When something goes wrong: Protecting your rights
- 1 When something goes wrong: Protecting your rights
- 2 The bottom line
Even the best laid plans can fail. No matter how carefully you plan and how proactive you are, it is possible that you might run into problems traveling with a disability. That’s why it’s imperative that you know what to do when something goes wrong so you can go about protecting your rights.
Airlines can refuse transportation if they determine that a would-be passenger’s presence would endanger the safety or health of other passengers, or that transporting the passenger would violate the safety rules of the FAA. This usually intersects with the rights of people with disabilities when airline personnel determine that a passenger cannot assist themselves adequately.
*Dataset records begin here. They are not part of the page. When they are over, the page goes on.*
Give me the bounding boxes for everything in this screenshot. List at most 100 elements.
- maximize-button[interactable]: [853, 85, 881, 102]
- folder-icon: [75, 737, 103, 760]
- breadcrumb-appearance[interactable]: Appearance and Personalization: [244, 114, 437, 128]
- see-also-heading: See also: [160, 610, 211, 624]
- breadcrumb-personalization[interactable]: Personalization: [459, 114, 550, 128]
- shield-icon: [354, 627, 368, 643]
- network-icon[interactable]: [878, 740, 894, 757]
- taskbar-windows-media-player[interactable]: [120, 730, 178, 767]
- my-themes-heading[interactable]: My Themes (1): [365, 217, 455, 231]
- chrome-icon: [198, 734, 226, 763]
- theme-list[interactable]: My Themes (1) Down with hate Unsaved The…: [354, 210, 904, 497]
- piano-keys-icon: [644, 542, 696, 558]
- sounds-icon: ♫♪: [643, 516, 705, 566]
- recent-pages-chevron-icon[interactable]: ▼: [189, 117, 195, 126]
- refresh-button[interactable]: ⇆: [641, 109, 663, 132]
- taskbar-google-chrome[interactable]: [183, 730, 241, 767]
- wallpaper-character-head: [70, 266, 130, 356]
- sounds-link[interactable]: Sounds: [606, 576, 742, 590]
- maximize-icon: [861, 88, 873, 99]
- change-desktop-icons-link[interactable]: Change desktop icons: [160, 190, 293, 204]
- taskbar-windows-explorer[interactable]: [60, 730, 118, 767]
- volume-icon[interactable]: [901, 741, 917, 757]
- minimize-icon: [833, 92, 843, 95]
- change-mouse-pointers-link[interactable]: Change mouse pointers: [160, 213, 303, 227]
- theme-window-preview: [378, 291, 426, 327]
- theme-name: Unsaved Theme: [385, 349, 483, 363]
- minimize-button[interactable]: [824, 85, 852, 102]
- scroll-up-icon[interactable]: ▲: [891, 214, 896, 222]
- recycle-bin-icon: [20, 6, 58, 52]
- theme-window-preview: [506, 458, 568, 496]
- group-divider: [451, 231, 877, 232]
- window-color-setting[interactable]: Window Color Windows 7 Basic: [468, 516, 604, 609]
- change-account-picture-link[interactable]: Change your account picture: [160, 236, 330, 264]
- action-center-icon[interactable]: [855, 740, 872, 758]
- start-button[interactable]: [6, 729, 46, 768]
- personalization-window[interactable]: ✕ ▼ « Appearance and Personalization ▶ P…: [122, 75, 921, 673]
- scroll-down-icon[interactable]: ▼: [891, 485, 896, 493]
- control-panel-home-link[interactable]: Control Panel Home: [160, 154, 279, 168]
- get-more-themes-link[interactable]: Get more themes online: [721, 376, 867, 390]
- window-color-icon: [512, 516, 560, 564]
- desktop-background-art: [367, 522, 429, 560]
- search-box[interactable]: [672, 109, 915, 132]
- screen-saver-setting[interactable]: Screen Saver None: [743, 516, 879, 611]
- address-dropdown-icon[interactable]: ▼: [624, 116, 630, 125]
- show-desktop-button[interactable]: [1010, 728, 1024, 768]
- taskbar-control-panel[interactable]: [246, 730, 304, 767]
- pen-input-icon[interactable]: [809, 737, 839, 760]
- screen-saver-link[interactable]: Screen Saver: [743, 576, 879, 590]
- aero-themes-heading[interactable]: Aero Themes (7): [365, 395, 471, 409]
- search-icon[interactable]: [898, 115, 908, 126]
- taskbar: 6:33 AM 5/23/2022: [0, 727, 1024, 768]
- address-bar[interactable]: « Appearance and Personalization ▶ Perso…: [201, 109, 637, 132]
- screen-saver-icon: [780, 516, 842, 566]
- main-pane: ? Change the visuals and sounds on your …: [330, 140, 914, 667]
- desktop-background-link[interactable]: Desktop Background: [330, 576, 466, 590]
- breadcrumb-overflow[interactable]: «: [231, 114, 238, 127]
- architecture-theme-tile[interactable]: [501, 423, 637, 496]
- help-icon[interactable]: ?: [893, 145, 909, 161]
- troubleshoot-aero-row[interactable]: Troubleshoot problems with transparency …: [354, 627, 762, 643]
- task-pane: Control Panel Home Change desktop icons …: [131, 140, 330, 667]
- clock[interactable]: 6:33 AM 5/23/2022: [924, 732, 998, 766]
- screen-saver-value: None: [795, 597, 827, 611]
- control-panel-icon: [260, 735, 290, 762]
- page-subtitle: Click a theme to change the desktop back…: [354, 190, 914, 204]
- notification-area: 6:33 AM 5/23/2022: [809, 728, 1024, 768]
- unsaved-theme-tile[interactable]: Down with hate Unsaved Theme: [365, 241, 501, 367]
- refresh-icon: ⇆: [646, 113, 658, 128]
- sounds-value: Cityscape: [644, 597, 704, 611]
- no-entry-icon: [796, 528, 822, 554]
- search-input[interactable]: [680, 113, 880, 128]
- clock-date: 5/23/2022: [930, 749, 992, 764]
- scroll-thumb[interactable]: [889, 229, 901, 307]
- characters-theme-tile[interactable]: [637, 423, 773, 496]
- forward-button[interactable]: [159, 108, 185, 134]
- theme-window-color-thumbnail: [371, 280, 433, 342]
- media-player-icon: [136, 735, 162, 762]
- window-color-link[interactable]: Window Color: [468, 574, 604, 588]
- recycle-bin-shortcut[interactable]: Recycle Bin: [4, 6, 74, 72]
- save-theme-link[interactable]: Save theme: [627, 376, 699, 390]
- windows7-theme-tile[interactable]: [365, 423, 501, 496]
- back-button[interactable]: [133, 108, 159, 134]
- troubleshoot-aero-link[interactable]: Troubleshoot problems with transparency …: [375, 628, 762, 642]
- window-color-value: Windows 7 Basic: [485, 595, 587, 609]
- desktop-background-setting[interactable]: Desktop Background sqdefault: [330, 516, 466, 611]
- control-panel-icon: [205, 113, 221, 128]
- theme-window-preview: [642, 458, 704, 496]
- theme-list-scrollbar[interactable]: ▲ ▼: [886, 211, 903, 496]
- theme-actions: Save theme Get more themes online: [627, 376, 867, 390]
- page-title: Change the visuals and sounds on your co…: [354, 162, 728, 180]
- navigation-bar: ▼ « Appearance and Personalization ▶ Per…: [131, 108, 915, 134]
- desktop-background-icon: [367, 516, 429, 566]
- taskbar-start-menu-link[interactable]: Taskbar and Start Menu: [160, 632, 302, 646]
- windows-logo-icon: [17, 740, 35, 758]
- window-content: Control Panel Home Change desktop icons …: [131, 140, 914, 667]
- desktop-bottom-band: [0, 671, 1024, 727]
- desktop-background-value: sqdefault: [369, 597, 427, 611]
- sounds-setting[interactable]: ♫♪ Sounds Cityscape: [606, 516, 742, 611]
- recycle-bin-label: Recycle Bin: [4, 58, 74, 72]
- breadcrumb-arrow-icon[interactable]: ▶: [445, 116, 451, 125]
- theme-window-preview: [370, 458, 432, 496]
Airline personnel cannot ask about your specific disability. They can, however, ask questions about your ability to perform specific tasks and functions that are directly related to air travel, such as walking through the airport, boarding, or deplaning. Having difficulty with one or all of these tasks is not enough for a carrier to refuse you the right to travel. Instead, the airline must be able to specifically point to how your presence on board would affect the safety of all of the passengers.
Unfortunately, they can deny you the ability to board, and they don’t have to give you the reason until the next day. If you think the airline is violating your rights and/or breaking the law, and you have been unable to resolve the matter after discussing it with airline personnel, it is critical that you take other steps protecting your rights.
Protecting your rights: ask to speak with the Complaints Resolution Official (CRO)
All airlines are required to have a Complaints Resolution Official (CRO). This is someone who is always available immediately to resolve disagreements. You have the right to speak to a CRO, who has authority to resolve complaints on behalf of the airline, if you feel the airline is not following the ACAA rules.
It is the job of the CRO to know the ACAA’s requirements and its implementing regulations inside and out. They are also tasked with knowing each of the airline’s disability procedures. The CRO has the authority to resolve complaints and speak for the airline, and can overrule decisions made by other personnel, with the exception of decisions based on safety considerations made by the pilot-in-command of an aircraft.
If the CRO receives a complaint before the airline takes action (or fails to take action) resulting in a violation of the ACAA, the CRO is required to take any action or direct others to take any action needed to ensure compliance. If there has already been a violation and the CRO agrees, he or she must set forth the facts in a written statement including details of what steps the airline proposes to take in response to the violation. All CROs know that these statements are an essential piece of the legal steps you as a person with disabilities must take in protecting your rights, so they will know to make their statement as detailed as possible. However, if the statement seems to lack detail, tell them to elaborate.
If the CRO finds that there was no violation of the ACAA, he or she must provide a written statement including the facts and the reasons for his or her decision. This written statement must inform the passenger about his or her right to pursue enforcement from the Department of Transportation (DOT). Ideally the statement should be provided to the passenger on the spot at the airport, but in any case it must be provided within 30 calendar days.
Protecting your rights: ask the CRO to confirm his/her decision with the pilot
Because the pilot does have the last word on safety matters, asking the CRO to confirm his or her decision with the pilot is the next step in protecting your rights. You may even force a reconsideration of the matter.
Protecting your rights: complain in writing to the carrier
You should complain in writing immediately if your issue is not resolved, but in any cause you must complain within 45 days or the airline is no longer required to respond. Written complaints can be transmitted in any form, including electronic message, email, fax, or letter. In your complaint, state whether you contacted a CRO, and provide that person’s name, the date you contacted them, and any written response you received. Remember that following these rules and adhering to the deadlines is essential to protecting your rights.
The airline must respond within 30 days with a written response admitting or denying that a violation occurred. The response must include a summary of the facts. If they admit a violation occurred, the response should also detail the corrective steps that will be taken. If they deny that a violation occurred, the response should set forth the reasons for their decision. Any response must also inform you of the right to pursue enforcement by the DOT.
Contact the DOT
If you are not satisfied with the airline’s response, contact the DOT’s consumer protection hotline at 1-800-778-4838 (voice) or 1-800-455-9880 (TTY). It is open from 9:00 AM to 5:00 PM Eastern time, Monday through Friday, except federal holidays. The hotline offers consumer information about the rights of disabled air travelers.
If you think that an airline has violated the ACAA or any of its implementing regulations, you must seek assistance or file an informal complaint with the DOT within six months of the incident. You can do this two ways:
Visit the DOT’s Office of Aviation Enforcement and Proceedings – Aviation Consumer Protection Division at www.dot.gov/airconsumer/file-consumer-complaint and select “Disability and Discrimination Complaints,” or
Aviation Consumer Protection Division
U.S. Department of Transportation
1200 New Jersey Ave, SE
Washington, DC 20590
No one wants to feel unwelcome, or that they can’t freely travel as they wish. Know your rights before you fly, and plan ahead when you’re traveling. This is sound advice for anyone, but it is especially important for people with disabilities.